Una mano tesa che potrebbe arrivare grazie a uno o più benefattori privati, in grado di reperire i fondi necessari per riaprire il salone delle conferenze. E forse per togliere le castagne dal fuoco alla Provincia di Imperia, proprietaria dello stabile ma a corto di fondi. «La Provincia è stata spogliata delle sue funzioni in ambito turistico», spiega il presidente dell’ente Fabio Natta. Lo stesso che, venerdì scorso, aveva presentato un esposto cautelativo contro i mancati trasferimenti statali che impediscono di mettere in sicurezza strade e scuole. «Villa Nobel non è attualmente nella lista dei beni alienabili ma è ovvio che si andrà verso un qualche tipo di dismissione», ha aggiunto Natta, manifestando al contempo la «ferma volontà politica di mantenere la vocazione pubblica e museale del prestigioso stabile».

Alla trattativa partecipa anche il Comune di Sanremo. Gli interlocutori sono il console onorario di Svezia a Nizza Ake Almroth e il Comune di Nizza, tramite la consigliera alle relazioni transfrontaliere Laurence Navalesi. «Il console ha voluto manifestarci il forte interesse della comunità che rappresenta nei confronti del patrimonio di Villa Nobel», ha detto Natta. Oltrefrontiera è presente una comunità di svedesi che risiede in modo permanente o saltuario in Costa Azzurra, e contribuisce a far crescere il turismo d’affari. Sempre a Nizza e dintorni hanno luogo da alcuni anni conferenze, convegni e appuntamenti nei giorni che precedono la cerimonia dei Nobel a Stoccolma. La vicinanza con la Villa che fu il “nido” dell’inventore svedese è dunque un “atout” quasi obbligato.
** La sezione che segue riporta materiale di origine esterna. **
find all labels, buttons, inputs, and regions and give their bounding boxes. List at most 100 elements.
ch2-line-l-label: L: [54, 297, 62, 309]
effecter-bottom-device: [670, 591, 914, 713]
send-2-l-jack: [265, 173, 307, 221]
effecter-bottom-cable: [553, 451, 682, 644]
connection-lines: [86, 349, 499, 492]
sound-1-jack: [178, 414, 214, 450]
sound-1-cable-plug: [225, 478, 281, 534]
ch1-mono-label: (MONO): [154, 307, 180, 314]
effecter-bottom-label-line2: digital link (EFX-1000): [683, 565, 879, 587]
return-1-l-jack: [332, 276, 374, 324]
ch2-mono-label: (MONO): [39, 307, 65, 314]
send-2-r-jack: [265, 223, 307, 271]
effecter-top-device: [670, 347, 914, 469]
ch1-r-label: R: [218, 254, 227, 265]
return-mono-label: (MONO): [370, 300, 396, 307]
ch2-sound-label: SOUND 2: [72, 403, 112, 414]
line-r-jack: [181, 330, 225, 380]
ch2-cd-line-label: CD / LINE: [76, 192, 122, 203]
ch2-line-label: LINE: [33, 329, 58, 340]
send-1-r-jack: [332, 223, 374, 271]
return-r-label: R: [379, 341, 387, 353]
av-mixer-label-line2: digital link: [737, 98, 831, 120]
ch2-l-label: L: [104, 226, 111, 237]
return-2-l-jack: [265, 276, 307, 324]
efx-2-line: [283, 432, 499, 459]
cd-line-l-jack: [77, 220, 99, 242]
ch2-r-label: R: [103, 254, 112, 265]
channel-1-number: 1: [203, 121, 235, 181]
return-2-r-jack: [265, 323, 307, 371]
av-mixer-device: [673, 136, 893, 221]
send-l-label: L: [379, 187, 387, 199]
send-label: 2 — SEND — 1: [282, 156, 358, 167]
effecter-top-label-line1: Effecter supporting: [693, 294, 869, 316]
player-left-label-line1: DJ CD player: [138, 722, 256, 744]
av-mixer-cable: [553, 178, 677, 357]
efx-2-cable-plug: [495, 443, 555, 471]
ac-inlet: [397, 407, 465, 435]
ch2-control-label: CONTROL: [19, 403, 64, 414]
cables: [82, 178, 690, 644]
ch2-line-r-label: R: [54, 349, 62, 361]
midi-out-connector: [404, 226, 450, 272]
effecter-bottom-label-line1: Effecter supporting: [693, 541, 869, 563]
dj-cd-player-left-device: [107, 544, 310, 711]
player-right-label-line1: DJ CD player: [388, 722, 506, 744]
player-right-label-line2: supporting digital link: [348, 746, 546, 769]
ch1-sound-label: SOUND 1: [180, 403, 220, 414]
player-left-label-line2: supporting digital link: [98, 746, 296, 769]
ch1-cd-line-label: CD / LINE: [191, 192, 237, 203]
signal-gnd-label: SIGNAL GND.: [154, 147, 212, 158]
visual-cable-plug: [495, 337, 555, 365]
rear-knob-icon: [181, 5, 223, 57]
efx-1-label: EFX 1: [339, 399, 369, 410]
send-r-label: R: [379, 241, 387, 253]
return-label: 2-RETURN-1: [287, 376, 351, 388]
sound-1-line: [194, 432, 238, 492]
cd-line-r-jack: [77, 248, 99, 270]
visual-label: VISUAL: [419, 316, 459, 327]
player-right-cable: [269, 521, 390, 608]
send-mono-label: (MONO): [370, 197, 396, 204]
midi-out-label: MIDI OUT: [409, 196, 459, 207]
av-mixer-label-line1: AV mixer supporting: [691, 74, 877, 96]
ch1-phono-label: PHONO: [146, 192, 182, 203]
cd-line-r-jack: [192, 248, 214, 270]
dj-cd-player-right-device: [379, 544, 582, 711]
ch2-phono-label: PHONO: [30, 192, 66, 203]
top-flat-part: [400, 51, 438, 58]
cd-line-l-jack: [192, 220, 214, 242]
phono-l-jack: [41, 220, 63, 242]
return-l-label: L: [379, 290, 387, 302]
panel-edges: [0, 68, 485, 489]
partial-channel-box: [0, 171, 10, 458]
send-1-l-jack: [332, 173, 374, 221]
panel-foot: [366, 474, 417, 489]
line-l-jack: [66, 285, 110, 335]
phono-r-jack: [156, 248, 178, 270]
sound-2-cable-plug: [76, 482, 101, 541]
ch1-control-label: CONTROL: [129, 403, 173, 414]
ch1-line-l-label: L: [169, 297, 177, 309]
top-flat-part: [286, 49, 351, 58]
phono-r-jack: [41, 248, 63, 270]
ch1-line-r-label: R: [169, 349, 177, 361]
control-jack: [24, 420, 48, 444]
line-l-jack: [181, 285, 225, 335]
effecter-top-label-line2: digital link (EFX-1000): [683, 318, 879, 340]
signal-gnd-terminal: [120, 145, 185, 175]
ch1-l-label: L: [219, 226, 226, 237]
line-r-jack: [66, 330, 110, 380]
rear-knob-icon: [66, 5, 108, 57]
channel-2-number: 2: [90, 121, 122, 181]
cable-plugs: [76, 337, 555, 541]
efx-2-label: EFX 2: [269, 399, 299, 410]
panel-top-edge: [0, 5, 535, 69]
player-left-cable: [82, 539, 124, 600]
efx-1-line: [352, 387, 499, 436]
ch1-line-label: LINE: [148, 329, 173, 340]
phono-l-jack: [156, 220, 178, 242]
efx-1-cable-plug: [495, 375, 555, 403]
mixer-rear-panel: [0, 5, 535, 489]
Il museo è visitato ogni anno da circa 8 mila persone, con gli svedesi in terza posizione dopo italiani e francesi. A manifestare interesse per un coinvolgimento nella gestione c’è anche la Fondazione ausiliaria dell’Istituto internazionale di diritto umanitario, nata per il “fund raising” e la promozione delle attività a favore della dirimpettaia Villa Ormond, sede sanremese dell’istituto. «Gli unici incontri ufficiali – chiarisce Natta – sono avvenuti lo scorso anno con la Fondazione Nobel e negli ultimi mesi con il consolato di Svezia. Ci sono state diverse richieste di informazioni a testimonianza di una vivacità su questo argomento. Non escludo che in futuro ci potranno esserci sviluppi concreti». Un nuovo appuntamento con la delegazione franco-svedese è già fissato nei mesi a venire.